So wie ihr Schaffen für alle Zeiten lebendig sein wird, so unbeweglich und stumm gaben sich die selbst ernannten Erlöser von einer dunklen Bedrohung, die bei einer Pressekonferenz dargestellt wurden.
Nachdem mir die Grausamkeiten der letzten Jahrhunderte vorgeführt wurden, durch zu Tode gefolterte Verbrecher oder den guillotinierten Köpfen von Danton und Marie Antoinette, folgte zum Abschluss eine Reise durch die ereignisreiche Geschichte Londons. Charles Dickens begegnete mir, und William Shakespeare, der unaufhörlich den Satz „To be or not to be“ wiederholte. Dieser Mann schuf derart viele wunderbare Werke, und heute wird seine Hinterlassenschaft nur auf einen Ausspruch reduziert. Entwürdigend.

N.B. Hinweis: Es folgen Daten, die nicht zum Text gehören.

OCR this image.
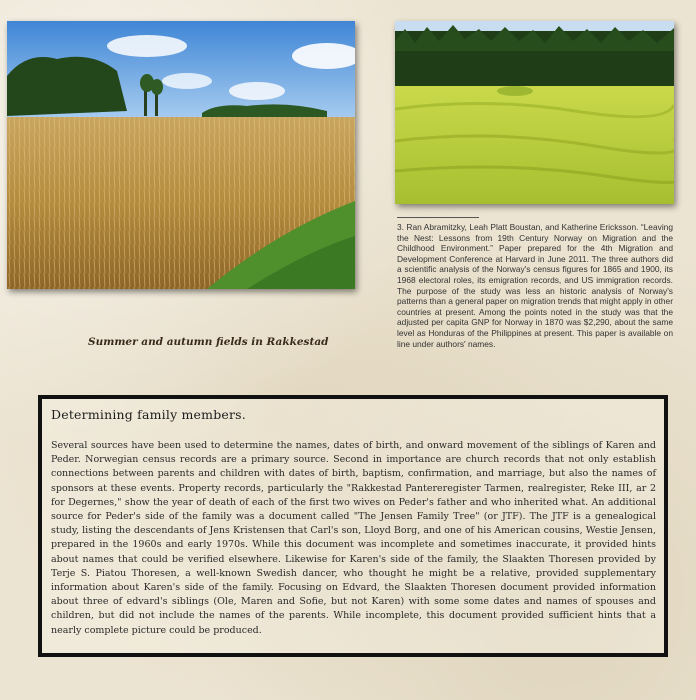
Summer and autumn fields in Rakkestad
3. Ran Abramitzky, Leah Platt Boustan, and Katherine Ericksson. “Leaving the Nest: Lessons from 19th Century Norway on Migration and the Childhood Environment.” Paper prepared for the 4th Migration and Development Conference at Harvard in June 2011. The three authors did a scientific analysis of the Norway's census figures for 1865 and 1900, its 1968 electoral roles, its emigration records, and US immigration records. The purpose of the study was less an historic analysis of Norway's patterns than a general paper on migration trends that might apply in other countries at present. Among the points noted in the study was that the adjusted per capita GNP for Norway in 1870 was $2,290, about the same level as Honduras of the Philippines at present. This paper is available on line under authors' names.
Determining family members.

Several sources have been used to determine the names, dates of birth, and onward movement of the siblings of Karen and Peder. Norwegian census records are a primary source. Second in importance are church records that not only establish connections between parents and children with dates of birth, baptism, confirmation, and marriage, but also the names of sponsors at these events. Property records, particularly the "Rakkestad Pantereregister Tarmen, realregister, Reke III, ar 2 for Degernes," show the year of death of each of the first two wives on Peder's father and who inherited what. An additional source for Peder's side of the family was a document called "The Jensen Family Tree" (or JTF). The JTF is a genealogical study, listing the descendants of Jens Kristensen that Carl's son, Lloyd Borg, and one of his American cousins, Westie Jensen, prepared in the 1960s and early 1970s. While this document was incomplete and sometimes inaccurate, it provided hints about names that could be verified elsewhere. Likewise for Karen's side of the family, the Slaakten Thoresen provided by Terje S. Piatou Thoresen, a well-known Swedish dancer, who thought he might be a relative, provided supplementary information about Karen's side of the family. Focusing on Edvard, the Slaakten Thoresen document provided information about three of edvard's siblings (Ole, Maren and Sofie, but not Karen) with some some dates and names of spouses and children, but did not include the names of the parents. While incomplete, this document provided sufficient hints that a nearly complete picture could be produced.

Im Kaufhaus „Harrods“ traf ich auf einen ähnlichen Fall eines solchen Missbrauchs der Kunst. Während ich die durchaus elegante Kleidung und die geheimnisvoll schimmernden Schmuckstücke betrachtete, klang aus den Lautsprechern Schuberts berühmtes Forellenquintett, sozusagen als akustischer Kaufanreiz. Die Aussageabsicht des Komponisten, die ungeheure Bedeutung jeder einzelnen Note schien niemandem wichtig zu sein. Und so ging ich wieder hinaus mit der Gewissheit, dass die aus Fassaden bestehende Welt der Reichen nicht die Meinige war. Zufällig hörte ich vor dem Gebäude, wie zwei Frauen sich heftigst darüber stritten, welche von drei goldenen Ketten im Kombination mit einem blauen Kleid denn nun am vorteilhaftesten wirken würde. Was wird wohl der Jugendliche gedacht haben, der nur fünf Meter entfernt auf dem Boden saß und ein Papierschild hochhielt mit der Aufschrift „Homeless. Hungry. Help me.“ ?

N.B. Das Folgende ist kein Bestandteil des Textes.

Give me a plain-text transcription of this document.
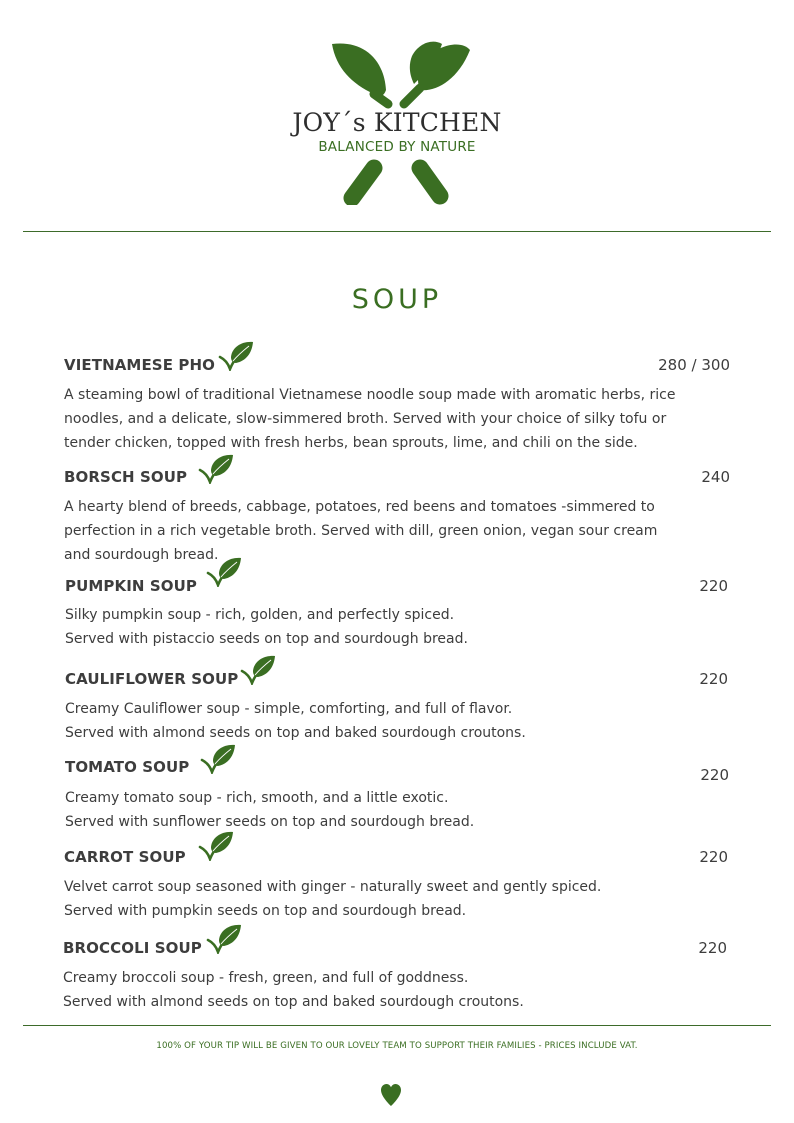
JOY´s KITCHEN
BALANCED BY NATURE
SOUP
VIETNAMESE PHO	280 / 300
A steaming bowl of traditional Vietnamese noodle soup made with aromatic herbs, rice
noodles, and a delicate, slow-simmered broth. Served with your choice of silky tofu or
tender chicken, topped with fresh herbs, bean sprouts, lime, and chili on the side.
BORSCH SOUP	240
A hearty blend of breeds, cabbage, potatoes, red beens and tomatoes -simmered to
perfection in a rich vegetable broth. Served with dill, green onion, vegan sour cream
and sourdough bread.
PUMPKIN SOUP	220
Silky pumpkin soup - rich, golden, and perfectly spiced.
Served with pistaccio seeds on top and sourdough bread.
CAULIFLOWER SOUP	220
Creamy Cauliflower soup - simple, comforting, and full of flavor.
Served with almond seeds on top and baked sourdough croutons.
TOMATO SOUP	220
Creamy tomato soup - rich, smooth, and a little exotic.
Served with sunflower seeds on top and sourdough bread.
CARROT SOUP	220
Velvet carrot soup seasoned with ginger - naturally sweet and gently spiced.
Served with pumpkin seeds on top and sourdough bread.
BROCCOLI SOUP	220
Creamy broccoli soup - fresh, green, and full of goddness.
Served with almond seeds on top and baked sourdough croutons.
100% OF YOUR TIP WILL BE GIVEN TO OUR LOVELY TEAM TO SUPPORT THEIR FAMILIES - PRICES INCLUDE VAT.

Vor allem aufgrund dieser Gegensätze in der Lebensqualität begann ich , Englands Hauptstadt langsam zu verabscheuen. Zudem war die von mir so hoch geschätzte „feine, englische Art“ hier nicht mehr zu finden.
So beschloss ich, am nächsten Tag jene Stadt aufzusuchen, in der Werte wie Wissen, Stil und Tradition einen derart herausragenden Stellenwert besitzen wie wahrscheinlich nirgendwo sonst in ganz Europa – Oxford.
Ich malte mir aus, dort eine Art Quelle der Inspiration vorzufinden, denn schließlich hatte Tolkien an diesem Ort sein Jahrhundertwerk „Der Herr der Ringe“ verfasst. Wenigstens aber wollte ich einige Gespräche führen, mit Professoren, oder den Studenten, Großbritanniens Hoffnung für eine glorreiche Zukunft.
Nachdem ich mir ein wenig die Stadt angeschaut hatte, sprach ich tatsächlich mit einigen Leuten von der Eliteuniversität. Bedingt durch meine bescheidenen Englischkenntnisse konnte ich mich aber nur sehr mühsam auf einem angemessenen Niveau mit den Personen unterhalten.
Doch eine elitäre und arrogante Haltung war allen anzumerken. Gegenüber diesen Menschen ist mein Kopf voll tiefster Abneigung gewesen.
Das waren sie also, die Besten der Besten aus Europa auf ihren jeweiligen Gebieten.
„Mit ihrer Sichtweise“, so dachte ich, „werden sie niemals der gesamten Menschheit helfen können.“
Düstere Gedanken an eine bevorstehende Zeit, in der das einfache Volk völlig vergessen wird ,begleiteten mich auf der Rückfahrt nach London.
Dort bemerkte ich zu meinem Entsetzen, dass sich mein Geist von diesen Vorstellungen nicht hatte befreien können. Im Gegenteil. Mein Gemütszustand war noch bedrohlicher geworden.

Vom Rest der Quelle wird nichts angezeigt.